D-Train "You're The One For Me" [Instrumental Mix] [Epic]
Inspired by the UK release Love Money by TW Funk Masters, Prelude A&R man François Kevorkian came up with this masterpiece of a dance track, employing a dub sensibility that would inform his future approach. Kevorkian would gain acclaim as one of the leading remixers of the era working on tracks by artists including Sharon Redd, Yazoo, Dinosaur L, and Kraftwerk.
Peech Boys "Don't Make Me Wait" [Dub Mix] [West End Records]
Larry Levan took up the dub baton, helping pave the way for a new electronic direction in dance music via this seminal cut. We’d never heard the likes of its opening fierce claps, which would then be copied on subsequent releases like Sinnamon’s "Thanks To You" and "Walking On Sunshine" by Rockers Revenge. The 7” also included an acappella version intended for DJ use.
Q "Voice Of Q" (Instrumental) [Philly World Records]
Sometimes mistakenly claimed as Italo Disco, "Voice Of Q" was recorded in Philadelphia as a one-off inspired by the blockbuster movie "E.T. The Extra-Terrestrial." It initially took off on the UK electro-funk underground, becoming very much a cult cut. It was recently given an official re-issue for the first time in over 35 years by Adelaide label Isle Of Jura.
Montana Sextet "Heavy Vibes" (Club Mix) [Philly Sound Works]

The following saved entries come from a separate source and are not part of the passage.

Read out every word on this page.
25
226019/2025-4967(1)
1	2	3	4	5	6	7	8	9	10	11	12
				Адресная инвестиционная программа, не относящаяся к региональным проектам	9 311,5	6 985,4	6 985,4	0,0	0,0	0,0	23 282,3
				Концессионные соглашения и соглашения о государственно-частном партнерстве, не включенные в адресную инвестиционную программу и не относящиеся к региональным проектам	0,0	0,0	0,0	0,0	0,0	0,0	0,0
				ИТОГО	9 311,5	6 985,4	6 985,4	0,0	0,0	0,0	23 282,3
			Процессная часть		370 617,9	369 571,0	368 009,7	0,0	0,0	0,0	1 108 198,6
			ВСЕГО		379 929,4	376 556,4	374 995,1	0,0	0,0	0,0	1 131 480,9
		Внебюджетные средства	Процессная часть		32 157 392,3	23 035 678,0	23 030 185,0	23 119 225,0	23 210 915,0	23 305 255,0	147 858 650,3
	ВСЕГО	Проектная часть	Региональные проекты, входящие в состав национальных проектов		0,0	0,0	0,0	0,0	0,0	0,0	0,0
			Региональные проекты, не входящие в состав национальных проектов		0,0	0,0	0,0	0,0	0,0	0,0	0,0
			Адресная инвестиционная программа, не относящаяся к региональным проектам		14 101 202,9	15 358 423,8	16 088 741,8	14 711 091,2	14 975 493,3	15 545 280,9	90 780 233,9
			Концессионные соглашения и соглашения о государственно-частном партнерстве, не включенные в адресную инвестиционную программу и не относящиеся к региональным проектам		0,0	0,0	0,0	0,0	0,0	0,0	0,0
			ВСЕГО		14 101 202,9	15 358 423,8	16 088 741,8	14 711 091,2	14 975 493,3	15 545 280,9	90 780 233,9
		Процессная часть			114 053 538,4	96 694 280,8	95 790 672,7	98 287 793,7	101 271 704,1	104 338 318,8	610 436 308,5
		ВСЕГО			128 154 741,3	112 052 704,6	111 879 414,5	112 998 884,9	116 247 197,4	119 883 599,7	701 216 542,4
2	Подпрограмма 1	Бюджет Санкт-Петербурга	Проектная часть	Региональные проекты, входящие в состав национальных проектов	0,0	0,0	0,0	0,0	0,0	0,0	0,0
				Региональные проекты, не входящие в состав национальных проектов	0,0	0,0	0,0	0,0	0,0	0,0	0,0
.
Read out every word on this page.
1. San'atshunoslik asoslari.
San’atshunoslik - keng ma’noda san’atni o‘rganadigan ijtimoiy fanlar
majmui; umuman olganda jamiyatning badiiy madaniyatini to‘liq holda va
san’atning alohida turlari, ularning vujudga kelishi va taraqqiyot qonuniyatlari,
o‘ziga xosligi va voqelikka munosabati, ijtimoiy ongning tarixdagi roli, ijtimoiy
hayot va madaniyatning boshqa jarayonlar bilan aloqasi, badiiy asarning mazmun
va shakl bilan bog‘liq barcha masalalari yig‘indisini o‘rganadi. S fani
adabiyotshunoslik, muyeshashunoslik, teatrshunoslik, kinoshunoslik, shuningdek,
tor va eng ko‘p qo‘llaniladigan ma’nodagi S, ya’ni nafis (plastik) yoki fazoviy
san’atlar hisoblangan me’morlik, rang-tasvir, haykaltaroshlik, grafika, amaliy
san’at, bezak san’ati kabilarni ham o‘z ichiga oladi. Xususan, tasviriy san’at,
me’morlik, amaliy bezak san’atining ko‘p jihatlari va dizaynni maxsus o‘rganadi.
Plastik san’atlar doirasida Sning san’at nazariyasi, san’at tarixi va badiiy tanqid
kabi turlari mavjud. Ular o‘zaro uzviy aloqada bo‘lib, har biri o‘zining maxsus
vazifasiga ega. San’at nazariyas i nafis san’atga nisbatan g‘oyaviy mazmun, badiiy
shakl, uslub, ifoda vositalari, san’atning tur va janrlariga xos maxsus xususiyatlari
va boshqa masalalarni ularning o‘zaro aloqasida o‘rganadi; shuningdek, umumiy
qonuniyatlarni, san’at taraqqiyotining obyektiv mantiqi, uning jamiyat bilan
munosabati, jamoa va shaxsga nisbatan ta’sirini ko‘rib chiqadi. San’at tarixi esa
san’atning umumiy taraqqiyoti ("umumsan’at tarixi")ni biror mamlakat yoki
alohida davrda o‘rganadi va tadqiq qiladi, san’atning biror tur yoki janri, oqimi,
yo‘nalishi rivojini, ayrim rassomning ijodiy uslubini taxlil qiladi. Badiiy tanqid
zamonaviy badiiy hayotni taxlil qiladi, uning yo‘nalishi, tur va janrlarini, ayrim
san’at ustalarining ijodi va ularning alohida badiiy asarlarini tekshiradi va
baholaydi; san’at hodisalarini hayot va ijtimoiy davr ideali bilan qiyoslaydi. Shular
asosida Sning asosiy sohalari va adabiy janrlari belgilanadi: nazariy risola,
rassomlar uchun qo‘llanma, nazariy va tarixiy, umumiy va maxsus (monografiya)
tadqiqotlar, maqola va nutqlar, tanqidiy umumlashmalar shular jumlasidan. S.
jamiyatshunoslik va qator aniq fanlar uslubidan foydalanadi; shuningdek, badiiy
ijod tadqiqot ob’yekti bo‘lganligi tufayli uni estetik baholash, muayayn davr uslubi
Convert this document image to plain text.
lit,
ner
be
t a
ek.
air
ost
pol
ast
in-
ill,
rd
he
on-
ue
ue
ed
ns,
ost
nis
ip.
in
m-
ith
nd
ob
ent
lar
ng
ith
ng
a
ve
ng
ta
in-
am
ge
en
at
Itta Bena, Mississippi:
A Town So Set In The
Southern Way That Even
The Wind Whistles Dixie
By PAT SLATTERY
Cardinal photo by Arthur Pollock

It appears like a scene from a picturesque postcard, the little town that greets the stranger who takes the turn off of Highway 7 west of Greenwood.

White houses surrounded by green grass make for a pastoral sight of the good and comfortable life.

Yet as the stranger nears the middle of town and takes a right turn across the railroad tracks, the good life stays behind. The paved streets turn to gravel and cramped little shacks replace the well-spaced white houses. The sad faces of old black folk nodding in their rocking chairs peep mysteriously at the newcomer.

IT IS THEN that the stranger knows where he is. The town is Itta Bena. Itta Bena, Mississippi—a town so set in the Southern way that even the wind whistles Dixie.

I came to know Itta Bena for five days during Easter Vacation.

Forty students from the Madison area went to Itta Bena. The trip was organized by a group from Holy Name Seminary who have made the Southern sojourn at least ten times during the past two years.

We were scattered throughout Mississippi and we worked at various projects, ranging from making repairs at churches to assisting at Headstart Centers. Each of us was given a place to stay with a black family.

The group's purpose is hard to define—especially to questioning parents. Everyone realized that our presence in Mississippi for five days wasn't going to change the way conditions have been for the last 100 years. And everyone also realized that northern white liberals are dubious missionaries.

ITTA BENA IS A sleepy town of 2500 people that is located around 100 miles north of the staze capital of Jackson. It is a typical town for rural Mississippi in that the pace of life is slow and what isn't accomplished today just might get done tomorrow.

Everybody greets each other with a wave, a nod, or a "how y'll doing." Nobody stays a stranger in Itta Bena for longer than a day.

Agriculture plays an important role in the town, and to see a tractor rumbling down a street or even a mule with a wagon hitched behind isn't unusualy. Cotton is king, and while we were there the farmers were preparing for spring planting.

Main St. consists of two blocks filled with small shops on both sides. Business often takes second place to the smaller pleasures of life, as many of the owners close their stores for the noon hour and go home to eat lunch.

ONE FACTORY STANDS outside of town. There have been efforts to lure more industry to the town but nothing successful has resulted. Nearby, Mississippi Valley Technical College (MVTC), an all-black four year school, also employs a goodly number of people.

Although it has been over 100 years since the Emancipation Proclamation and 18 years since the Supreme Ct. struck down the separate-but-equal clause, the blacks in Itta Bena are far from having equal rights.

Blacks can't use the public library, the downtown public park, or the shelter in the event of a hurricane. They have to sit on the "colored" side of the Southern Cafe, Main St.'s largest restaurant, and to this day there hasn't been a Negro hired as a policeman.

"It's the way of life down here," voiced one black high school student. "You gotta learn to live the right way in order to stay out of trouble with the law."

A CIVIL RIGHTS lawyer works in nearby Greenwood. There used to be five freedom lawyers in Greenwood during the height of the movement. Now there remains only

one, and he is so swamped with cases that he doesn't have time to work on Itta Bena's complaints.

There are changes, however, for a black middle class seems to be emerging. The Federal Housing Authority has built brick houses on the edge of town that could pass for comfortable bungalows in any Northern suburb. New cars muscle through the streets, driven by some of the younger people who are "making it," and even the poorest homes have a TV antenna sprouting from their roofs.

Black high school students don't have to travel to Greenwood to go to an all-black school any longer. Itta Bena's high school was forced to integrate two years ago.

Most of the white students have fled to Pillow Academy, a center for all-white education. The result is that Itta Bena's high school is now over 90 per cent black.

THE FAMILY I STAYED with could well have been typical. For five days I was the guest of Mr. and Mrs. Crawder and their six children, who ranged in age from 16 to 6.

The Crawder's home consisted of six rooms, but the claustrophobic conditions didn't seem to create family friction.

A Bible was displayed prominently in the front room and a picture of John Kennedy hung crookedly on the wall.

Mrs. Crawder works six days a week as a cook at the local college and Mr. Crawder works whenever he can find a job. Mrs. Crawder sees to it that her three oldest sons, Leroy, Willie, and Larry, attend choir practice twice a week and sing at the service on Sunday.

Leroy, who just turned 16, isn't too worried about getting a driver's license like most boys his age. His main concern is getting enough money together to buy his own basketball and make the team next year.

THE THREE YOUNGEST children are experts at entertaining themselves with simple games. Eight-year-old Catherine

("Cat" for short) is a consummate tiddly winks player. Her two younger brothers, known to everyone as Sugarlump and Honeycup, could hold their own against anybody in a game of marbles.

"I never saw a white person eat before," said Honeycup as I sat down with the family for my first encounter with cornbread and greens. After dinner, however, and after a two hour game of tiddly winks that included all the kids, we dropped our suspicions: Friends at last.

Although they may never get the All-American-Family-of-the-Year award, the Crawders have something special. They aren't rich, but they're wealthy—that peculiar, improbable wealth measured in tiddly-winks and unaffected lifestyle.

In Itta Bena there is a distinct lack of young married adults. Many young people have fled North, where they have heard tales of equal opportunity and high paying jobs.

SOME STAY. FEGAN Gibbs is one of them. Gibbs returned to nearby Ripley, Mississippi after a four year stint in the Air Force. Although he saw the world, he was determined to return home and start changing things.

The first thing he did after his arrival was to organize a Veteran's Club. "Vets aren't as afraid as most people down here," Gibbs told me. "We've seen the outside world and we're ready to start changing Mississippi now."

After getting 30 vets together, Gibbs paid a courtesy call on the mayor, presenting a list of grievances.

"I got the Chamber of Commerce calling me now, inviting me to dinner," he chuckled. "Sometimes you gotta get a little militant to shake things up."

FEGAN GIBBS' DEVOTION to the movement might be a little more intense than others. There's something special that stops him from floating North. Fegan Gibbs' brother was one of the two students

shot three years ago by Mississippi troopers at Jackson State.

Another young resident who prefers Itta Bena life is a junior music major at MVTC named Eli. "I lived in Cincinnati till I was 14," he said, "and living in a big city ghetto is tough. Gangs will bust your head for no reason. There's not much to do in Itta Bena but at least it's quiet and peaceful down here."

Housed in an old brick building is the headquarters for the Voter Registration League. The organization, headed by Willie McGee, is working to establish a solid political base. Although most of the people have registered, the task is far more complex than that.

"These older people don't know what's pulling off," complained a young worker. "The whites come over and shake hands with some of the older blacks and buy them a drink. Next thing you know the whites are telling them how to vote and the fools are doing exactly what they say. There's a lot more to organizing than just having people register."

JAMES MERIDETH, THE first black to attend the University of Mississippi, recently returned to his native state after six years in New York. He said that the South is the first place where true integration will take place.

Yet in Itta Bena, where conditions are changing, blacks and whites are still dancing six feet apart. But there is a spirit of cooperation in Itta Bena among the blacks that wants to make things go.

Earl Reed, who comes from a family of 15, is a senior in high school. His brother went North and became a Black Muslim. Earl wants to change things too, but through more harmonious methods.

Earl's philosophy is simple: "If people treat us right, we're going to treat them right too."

The last great hurrah from arranger/conductor vibraphonist/percussionist Vincent Montana Jr., one of Disco’s key figures and founding member of Philadelphia International Records house band MFSB, who backed numerous artists on the classic label, before turning up in New York with other MFSB members to form the Salsoul Orchestra and seamlessly continue to rack up the club hits.